I was actually thinking of it as an extension of the presumption of innocence on behalf of the citizenry and keeping the burden of proof on the government as a check against it's powers. Cops are citizens too but there is some level of surrender of your individual rights e.g., when you join the military. It'd be similar to that.

Another thought is the panopticon: https://en.m.wikipedia.org/wiki/Panopticon . You don't necessarily need to stream and record every cop's cam, just randomize it without indicating to the cops who's getting recorded or when.


Given there aren't a lot of citizens randomly stopping officers to accuse them of crimes... I don't see a problem. The ISSUE right now is exactly what you've described - officers accusing citizens of crimes they didn't commit without proof beyond "their word".

As someone who has been falsely accused by an officer (fortunately a minor traffic violation that I was able to make go away by paying a small fine), I've lost any faith that officers are there to serve their constituents.

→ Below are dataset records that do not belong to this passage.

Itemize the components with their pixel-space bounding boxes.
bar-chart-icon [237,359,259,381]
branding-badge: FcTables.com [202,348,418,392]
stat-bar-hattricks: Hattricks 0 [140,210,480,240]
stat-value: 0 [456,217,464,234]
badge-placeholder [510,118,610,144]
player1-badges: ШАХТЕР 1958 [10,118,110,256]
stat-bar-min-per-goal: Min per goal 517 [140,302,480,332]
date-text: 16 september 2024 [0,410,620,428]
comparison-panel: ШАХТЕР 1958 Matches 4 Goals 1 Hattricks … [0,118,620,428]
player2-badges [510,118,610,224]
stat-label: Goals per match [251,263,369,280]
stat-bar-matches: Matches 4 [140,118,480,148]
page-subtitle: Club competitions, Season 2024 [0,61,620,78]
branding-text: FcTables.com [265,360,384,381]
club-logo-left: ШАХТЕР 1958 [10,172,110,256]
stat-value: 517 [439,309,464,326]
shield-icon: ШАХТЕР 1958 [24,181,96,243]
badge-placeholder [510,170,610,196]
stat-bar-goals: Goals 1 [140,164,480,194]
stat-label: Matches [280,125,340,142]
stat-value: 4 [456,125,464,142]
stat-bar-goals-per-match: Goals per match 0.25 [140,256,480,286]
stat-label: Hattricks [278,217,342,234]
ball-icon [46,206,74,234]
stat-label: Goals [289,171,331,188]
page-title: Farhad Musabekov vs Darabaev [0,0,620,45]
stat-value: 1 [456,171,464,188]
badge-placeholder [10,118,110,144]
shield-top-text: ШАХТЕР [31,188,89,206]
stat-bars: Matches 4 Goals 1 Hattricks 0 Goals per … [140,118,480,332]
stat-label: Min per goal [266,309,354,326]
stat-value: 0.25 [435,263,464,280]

I've also been a victim of this. The police even held a mock-trial for me, with one acting as judge while his fellow officer and I both presented our sides of the story. I won't make assumptions about the likelihood of them ever actually telling another fellow officer they agree with a defendant, but it definitely did not happen in my case. Added insult to injury and a bit of a resentment towards the whole process for me and not much else.

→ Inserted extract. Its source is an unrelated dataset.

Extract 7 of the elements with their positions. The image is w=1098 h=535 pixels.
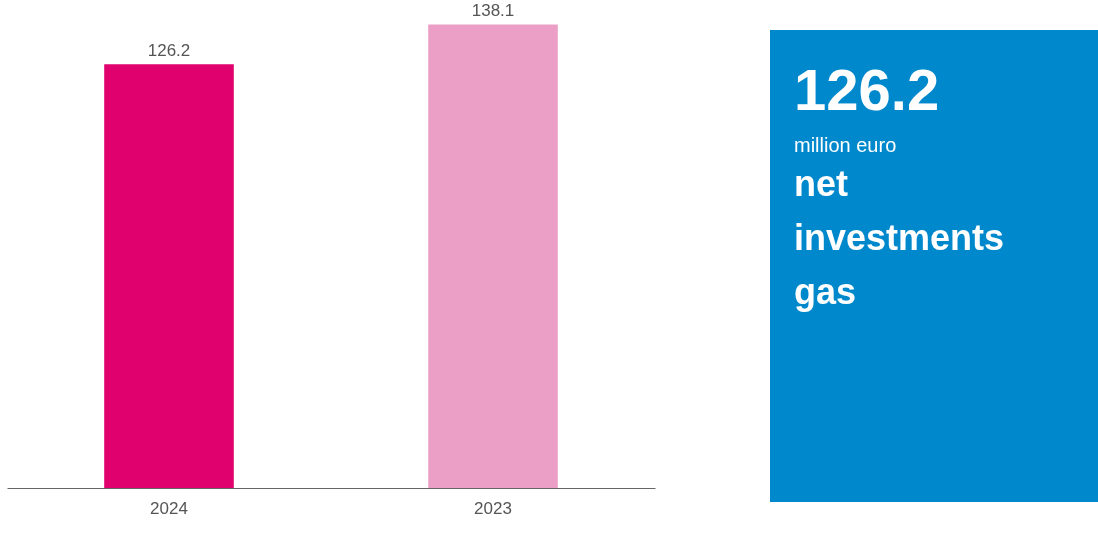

Ive heard there are a lot of suspects accusing officers but body cams reduce the average amount of those accusations.


You are misapplying the right. That principle was devised explicitly to protect citizens from powerful entities.

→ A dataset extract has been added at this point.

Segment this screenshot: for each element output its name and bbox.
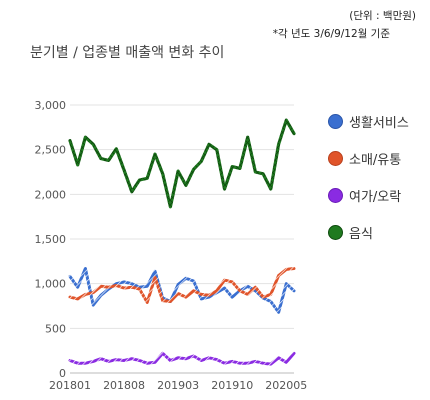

That principle is not in contradiction with the principle that power must be held accountable.

Historically, that's why public figures are called "public" in opposition to "private".


Police need to be held to a higher standard than citizens. Currently, they're held to a ludicrously lower one. That has obvious, demonstrable consequences.


Not really, there isn't a presumption of guilt because first you must establish spoliation. Once it has been established that the video record is incomplete, it must be the duty of the police to provide evidence of the technical failing that allowed it to happen to clear them of wrongdoing. After all, the evidence was in their care. Even if it was simply negligence and not malice.


A much more feasible option would be to directly make it a law that camera footage must be producible on request, much like tax receipts, driver's insurance, transit passes and other such documents.

There would still be lots of details to get right, but at least it wouldn't violate the basic underlying principles of our legal system.


If the police are given any sort of beneficial presumption, either formally or informally, at least that presumption should be discarded in cases in which body cam footage turns up missing.


Take away their immunity if they can't produce the videos and try them as citizens. I can't recall the specific immunity but it's something like special immunity or classified immunity for police officers when on patrol.


Yeah, dropping "the assumption of regularity" is probably better.

But then this comes down to a jury, and most Americans still seem to trust their police officers. Just saying..


Then it sounds like there is a strong incentive to keep that camera on!

When cops' word weighs more than yours in a court of law, this requires an equivalent check against that power by only making it weigh that much when there is corroborating evidence (i.e., video proof).


While you are completely correct, it would force any rational being to make sure not only that they are wearing a camera, but that it is working too.